Autre reproche, la narration est un peu lourde : explications plus ou moins techniques au travers d’Adrien Sterner, suivies de l’histoire de Julien. Et je n’ai pas tout à fait compris le sens du titre, Les liens artificiels, tant le protagoniste semble être peu doué pour les liens, artificiels ou pas.

Où et quand ?

Le roman se déroule de nos jours, à moitié dans la réalité, à moitié dans le métavers créé par Adrien Sterner (cocorico, c’est un Français qui crée le premier métavers à succès). Mais j’avoue que ce métavers m’a paru une version améliorée de Second Life, version sans doute plus perverse.
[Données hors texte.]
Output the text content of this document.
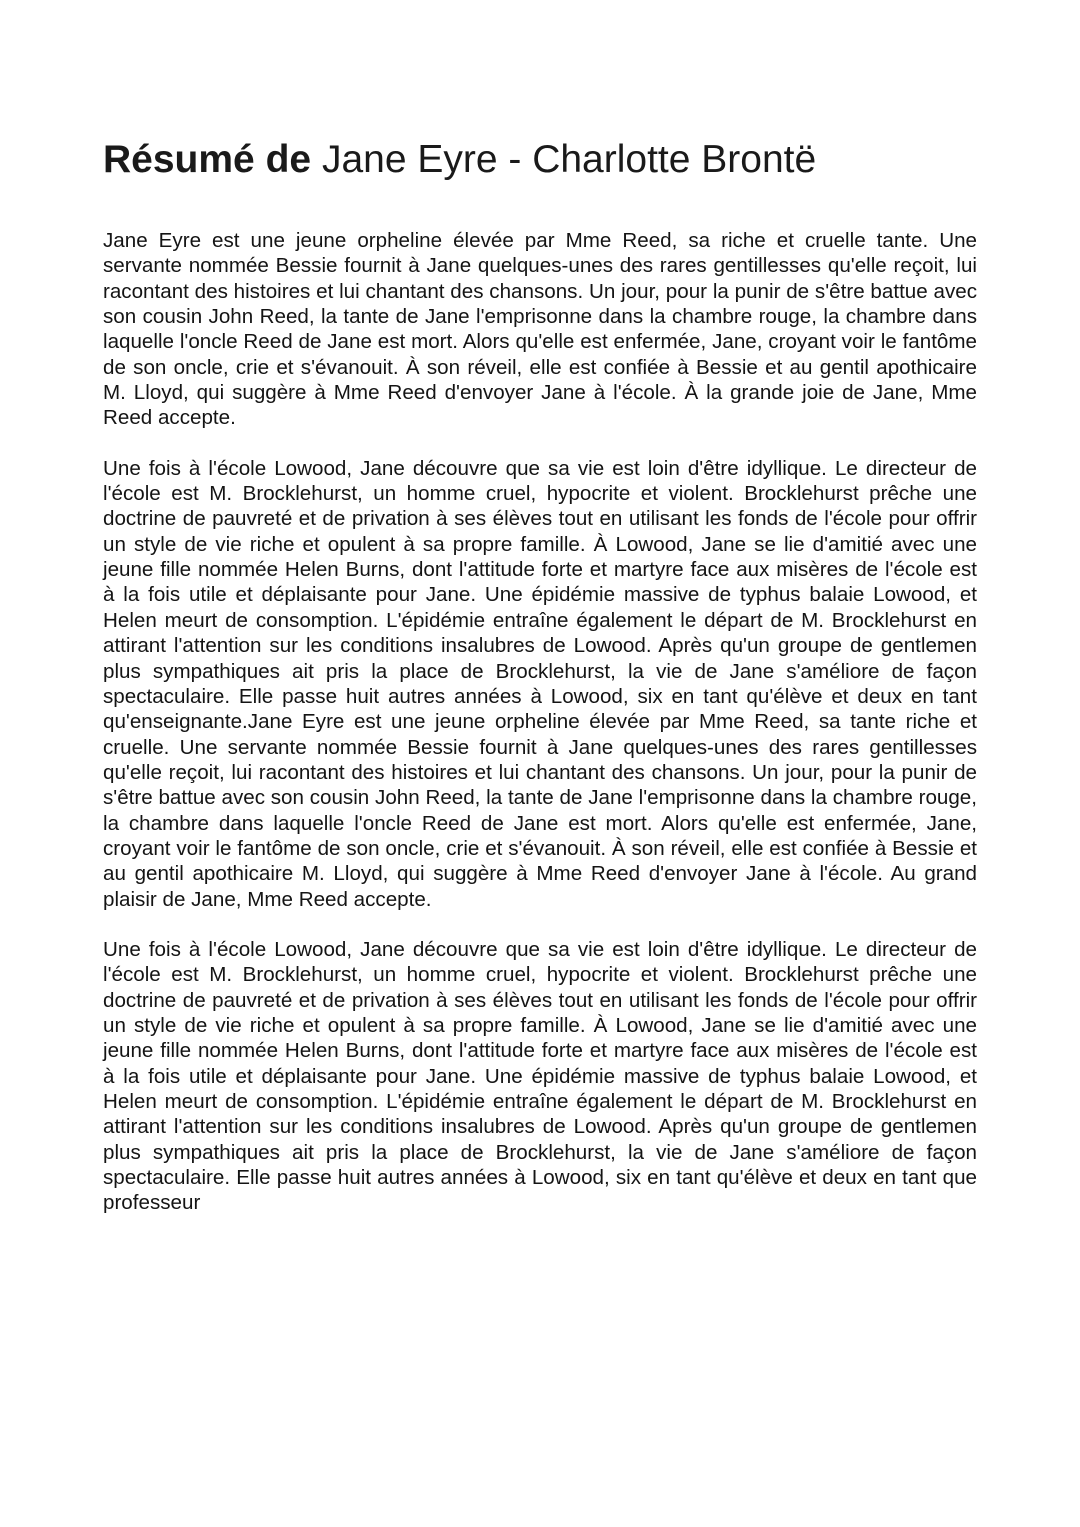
Résumé de Jane Eyre - Charlotte Brontë

Jane Eyre est une jeune orpheline élevée par Mme Reed, sa riche et cruelle tante. Une servante nommée Bessie fournit à Jane quelques-unes des rares gentillesses qu'elle reçoit, lui racontant des histoires et lui chantant des chansons. Un jour, pour la punir de s'être battue avec son cousin John Reed, la tante de Jane l'emprisonne dans la chambre rouge, la chambre dans laquelle l'oncle Reed de Jane est mort. Alors qu'elle est enfermée, Jane, croyant voir le fantôme de son oncle, crie et s'évanouit. À son réveil, elle est confiée à Bessie et au gentil apothicaire M. Lloyd, qui suggère à Mme Reed d'envoyer Jane à l'école. À la grande joie de Jane, Mme Reed accepte.

Une fois à l'école Lowood, Jane découvre que sa vie est loin d'être idyllique. Le directeur de l'école est M. Brocklehurst, un homme cruel, hypocrite et violent. Brocklehurst prêche une doctrine de pauvreté et de privation à ses élèves tout en utilisant les fonds de l'école pour offrir un style de vie riche et opulent à sa propre famille. À Lowood, Jane se lie d'amitié avec une jeune fille nommée Helen Burns, dont l'attitude forte et martyre face aux misères de l'école est à la fois utile et déplaisante pour Jane. Une épidémie massive de typhus balaie Lowood, et Helen meurt de consomption. L'épidémie entraîne également le départ de M. Brocklehurst en attirant l'attention sur les conditions insalubres de Lowood. Après qu'un groupe de gentlemen plus sympathiques ait pris la place de Brocklehurst, la vie de Jane s'améliore de façon spectaculaire. Elle passe huit autres années à Lowood, six en tant qu'élève et deux en tant qu'enseignante.Jane Eyre est une jeune orpheline élevée par Mme Reed, sa tante riche et cruelle. Une servante nommée Bessie fournit à Jane quelques-unes des rares gentillesses qu'elle reçoit, lui racontant des histoires et lui chantant des chansons. Un jour, pour la punir de s'être battue avec son cousin John Reed, la tante de Jane l'emprisonne dans la chambre rouge, la chambre dans laquelle l'oncle Reed de Jane est mort. Alors qu'elle est enfermée, Jane, croyant voir le fantôme de son oncle, crie et s'évanouit. À son réveil, elle est confiée à Bessie et au gentil apothicaire M. Lloyd, qui suggère à Mme Reed d'envoyer Jane à l'école. Au grand plaisir de Jane, Mme Reed accepte.

Une fois à l'école Lowood, Jane découvre que sa vie est loin d'être idyllique. Le directeur de l'école est M. Brocklehurst, un homme cruel, hypocrite et violent. Brocklehurst prêche une doctrine de pauvreté et de privation à ses élèves tout en utilisant les fonds de l'école pour offrir un style de vie riche et opulent à sa propre famille. À Lowood, Jane se lie d'amitié avec une jeune fille nommée Helen Burns, dont l'attitude forte et martyre face aux misères de l'école est à la fois utile et déplaisante pour Jane. Une épidémie massive de typhus balaie Lowood, et Helen meurt de consomption. L'épidémie entraîne également le départ de M. Brocklehurst en attirant l'attention sur les conditions insalubres de Lowood. Après qu'un groupe de gentlemen plus sympathiques ait pris la place de Brocklehurst, la vie de Jane s'améliore de façon spectaculaire. Elle passe huit autres années à Lowood, six en tant qu'élève et deux en tant que professeur
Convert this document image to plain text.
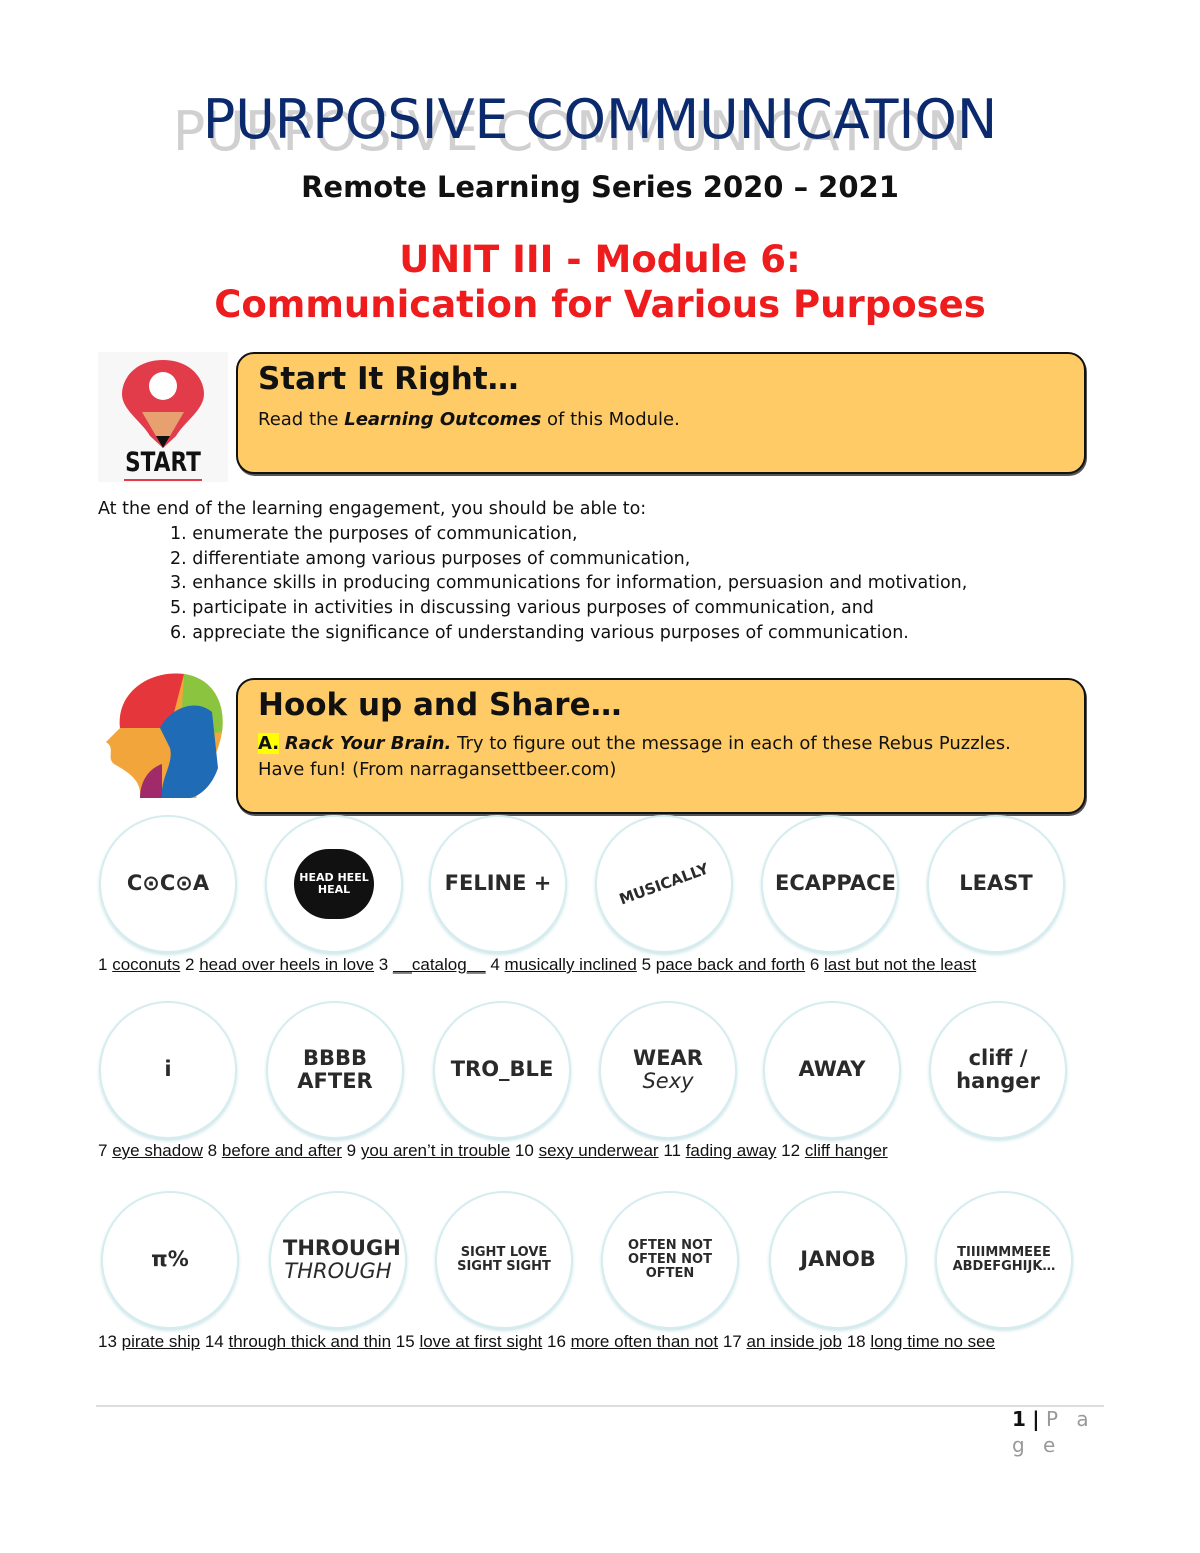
PURPOSIVE COMMUNICATION
Remote Learning Series 2020 – 2021
UNIT III - Module 6:
Communication for Various Purposes
START
Start It Right…

Read the Learning Outcomes of this Module.

At the end of the learning engagement, you should be able to:
1. enumerate the purposes of communication,
2. differentiate among various purposes of communication,
3. enhance skills in producing communications for information, persuasion and motivation,
5. participate in activities in discussing various purposes of communication, and
6. appreciate the significance of understanding various purposes of communication.
Hook up and Share…

A. Rack Your Brain. Try to figure out the message in each of these Rebus Puzzles.
Have fun! (From narragansettbeer.com)

C⊙C⊙A	HEAD HEEL HEAL	FELINE +	MUSICALLY	ECAPPACE	LEAST
i	BBBB AFTER	TRO_BLE	WEAR
Sexy	AWAY	cliff / hanger
π%	THROUGH
THROUGH
SIGHT LOVE SIGHT SIGHT
OFTEN NOT OFTEN NOT OFTEN
JANOB	TIIIIMMMEEE ABDEFGHIJK…
1 coconuts 2 head over heels in love 3 __catalog__ 4 musically inclined 5 pace back and forth 6 last but not the least
7 eye shadow 8 before and after 9 you aren’t in trouble 10 sexy underwear 11 fading away 12 cliff hanger
13 pirate ship 14 through thick and thin 15 love at first sight 16 more often than not 17 an inside job 18 long time no see
1 | P a g e
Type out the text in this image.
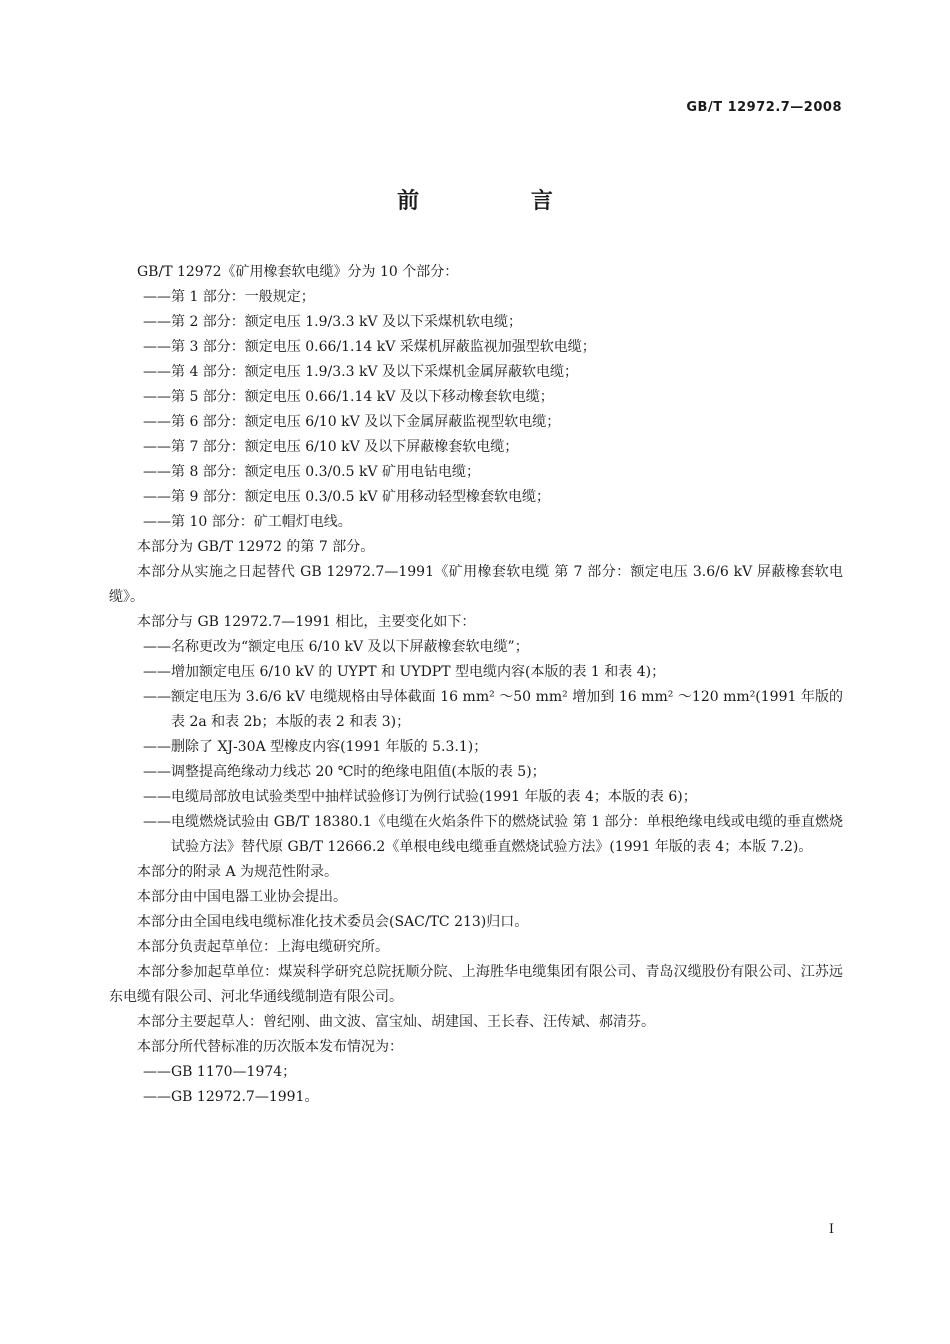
GB/T 12972.7—2008
前 言

GB/T 12972《矿用橡套软电缆》分为 10 个部分：

——第 1 部分：一般规定；

——第 2 部分：额定电压 1.9/3.3 kV 及以下采煤机软电缆；

——第 3 部分：额定电压 0.66/1.14 kV 采煤机屏蔽监视加强型软电缆；

——第 4 部分：额定电压 1.9/3.3 kV 及以下采煤机金属屏蔽软电缆；

——第 5 部分：额定电压 0.66/1.14 kV 及以下移动橡套软电缆；

——第 6 部分：额定电压 6/10 kV 及以下金属屏蔽监视型软电缆；

——第 7 部分：额定电压 6/10 kV 及以下屏蔽橡套软电缆；

——第 8 部分：额定电压 0.3/0.5 kV 矿用电钻电缆；

——第 9 部分：额定电压 0.3/0.5 kV 矿用移动轻型橡套软电缆；

——第 10 部分：矿工帽灯电线。

本部分为 GB/T 12972 的第 7 部分。

本部分从实施之日起替代 GB 12972.7—1991《矿用橡套软电缆 第 7 部分：额定电压 3.6/6 kV 屏蔽橡套软电缆》。

本部分与 GB 12972.7—1991 相比，主要变化如下：

——名称更改为“额定电压 6/10 kV 及以下屏蔽橡套软电缆”；

——增加额定电压 6/10 kV 的 UYPT 和 UYDPT 型电缆内容(本版的表 1 和表 4)；

——额定电压为 3.6/6 kV 电缆规格由导体截面 16 mm² ～50 mm² 增加到 16 mm² ～120 mm²(1991 年版的表 2a 和表 2b；本版的表 2 和表 3)；

——删除了 XJ-30A 型橡皮内容(1991 年版的 5.3.1)；

——调整提高绝缘动力线芯 20 ℃时的绝缘电阻值(本版的表 5)；

——电缆局部放电试验类型中抽样试验修订为例行试验(1991 年版的表 4；本版的表 6)；

——电缆燃烧试验由 GB/T 18380.1《电缆在火焰条件下的燃烧试验 第 1 部分：单根绝缘电线或电缆的垂直燃烧试验方法》替代原 GB/T 12666.2《单根电线电缆垂直燃烧试验方法》(1991 年版的表 4；本版 7.2)。

本部分的附录 A 为规范性附录。

本部分由中国电器工业协会提出。

本部分由全国电线电缆标准化技术委员会(SAC/TC 213)归口。

本部分负责起草单位：上海电缆研究所。

本部分参加起草单位：煤炭科学研究总院抚顺分院、上海胜华电缆集团有限公司、青岛汉缆股份有限公司、江苏远东电缆有限公司、河北华通线缆制造有限公司。

本部分主要起草人：曾纪刚、曲文波、富宝灿、胡建国、王长春、汪传斌、郝清芬。

本部分所代替标准的历次版本发布情况为：

——GB 1170—1974；

——GB 12972.7—1991。

I
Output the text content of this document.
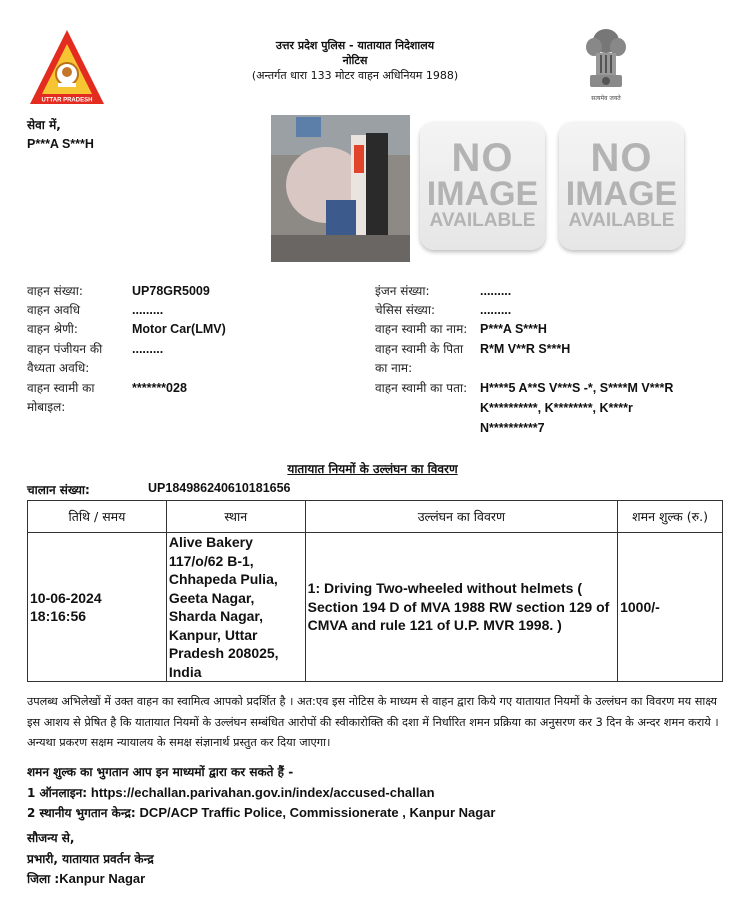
UTTAR PRADESH
उत्तर प्रदेश पुलिस - यातायात निदेशालय
नोटिस
(अन्तर्गत धारा 133 मोटर वाहन अधिनियम 1988)
सत्यमेव जयते
सेवा में,
P***A S***H	NO
IMAGE
AVAILABLE
NO
IMAGE
AVAILABLE
वाहन संख्या:	UP78GR5009
वाहन अवधि	.........
वाहन श्रेणी:	Motor Car(LMV)
वाहन पंजीयन की
वैध्यता अवधि:
.........
वाहन स्वामी का
मोबाइल:
*******028
इंजन संख्या:	.........
चेसिस संख्या:	.........
वाहन स्वामी का नाम: P***A S***H
वाहन स्वामी के पिता
का नाम:
R*M V**R S***H
वाहन स्वामी का पता: H****5 A**S V***S -*, S****M V***R
K**********, K********, K****r
N**********7
यातायात नियमों के उल्लंघन का विवरण
चालान संख्या:	UP184986240610181656
तिथि / समय	स्थान	उल्लंघन का विवरण	शमन शुल्क (रु.)

10-06-2024
18:16:56	Alive Bakery 117/o/62 B-1, Chhapeda Pulia, Geeta Nagar, Sharda Nagar, Kanpur, Uttar Pradesh 208025, India	1: Driving Two-wheeled without helmets ( Section 194 D of MVA 1988 RW section 129 of CMVA and rule 121 of U.P. MVR 1998. )	1000/-
उपलब्ध अभिलेखों में उक्त वाहन का स्वामित्व आपको प्रदर्शित है । अत:एव इस नोटिस के माध्यम से वाहन द्वारा किये गए यातायात नियमों के उल्लंघन का विवरण मय साक्ष्य इस आशय से प्रेषित है कि यातायात नियमों के उल्लंघन सम्बंधित आरोपों की स्वीकारोक्ति की दशा में निर्धारित शमन प्रक्रिया का अनुसरण कर 3 दिन के अन्दर शमन कराये । अन्यथा प्रकरण सक्षम न्यायालय के समक्ष संज्ञानार्थ प्रस्तुत कर दिया जाएगा।
शमन शुल्क का भुगतान आप इन माध्यमों द्वारा कर सकते हैं -
1 ऑनलाइन: https://echallan.parivahan.gov.in/index/accused-challan
2 स्थानीय भुगतान केन्द्र: DCP/ACP Traffic Police, Commissionerate , Kanpur Nagar
सौजन्य से,
प्रभारी, यातायात प्रवर्तन केन्द्र
जिला :Kanpur Nagar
Qui sont les personnages ?

#Julien Libérat
Looser ou raté dans la vraie vie et — pour une raison mystérieuse — star dans l’Antimonde, il représente ce qu’est capable de faire un être humain quand on le libère de toute contrainte et sous couvert d’anonymat.

Je ne me suis pas attachée au personnage que j’ai trouvé antipathique (forcément) et je n’ai pas vraiment été passionnée par ses actes.

#Adrien Sterner
Équivalent français de Mark Zuckerberg, génial et tyrannique, il crée un métavers avec une bonne dose de perversité.

#Serge Gainsbourg
Quel bonheur de retrouver cet artiste provocateur, animé par une intelligence artificielle qui utilise tout ce que le chanteur a dit ou écrit. Aller dialoguer avec Victor Hugo ou Michael Jackson, quelle bonne idée ce serait.

Le style

J’aime beaucoup le style de Nathan Devers. Il serait un peu plus au service de la narration et un peu moins une démonstration du talent de l’auteur, ce serait parfait.

Incipit :

« Le 7 novembre 2022, un nouveau compte fit son apparition sur Facebook, au nom de “Julien Libérat bis”. Comme on pouvait s’y attendre, cet événement suscita la plus parfaite indifférence. »

Citation :

 « De ces quartiers visités à mesure qu’ils exploraient le territoire de leurs oppositions : May qui n’en pouvait plus de sortir avec un mec laborieux et ric-rac, de devoir toujours composer avec son grand sérieux et ses petits moyens, de ceci et de cela, de cela et de ceci, de tout et surtout de rien, de cette double peine, les espoirs de changement et la résignation. Lui qui n’acceptait plus qu’elle le regarde de haut pour mieux le tirer vers le bas, qu’elle siphonne son énergie avec sa valse de reproches permanents et d’injonctions contradictoires, qu’elle le rende coupable de ses propres regrets, qu’elle lui fasse porter le poids immense de son imaginaire et l’étouffe au nom de tout cet air qu’elle souhaitait respirer. »

En résumé

Ce que j’ai aimé :

  • L’esprit iconoclaste de Nathan Devers
  • Le personnage de Serge Gainsbourg
  • Le style de l’auteur

Ce que j’ai regretté (mais peut-être pas vous) :

  • La narration lourde
  • Les réseaux sociaux peuvent être dangereux. Ah bon ? On s’en doutait un peu quand même.

Mes notes

Univers narratif3,5/5
Personnages3,0/5
Intrigue et narration3,0/5
Style5,0/5
Moyenne3,6/5

Sur les réseaux sociaux

Les recruteurs
Guillaume Dasquié

Tunis en arrière-plan et au premier plan, la couverture du livre de Guillaume Dasquié, Les recruteurs
« la chaleur de Tunis du mois de juillet pénètre jusqu’ici, »

Les enfants sont rois
Delphine de Vigan

A l'arrière-plan, un téléphone avec la flèche de Youtube, au premier plan couverture du livre de Delphine de Vigan, Les enfants sont rois
« Qu’est-ce qu’elle dit, maman, quand elle n’est pas contente ? »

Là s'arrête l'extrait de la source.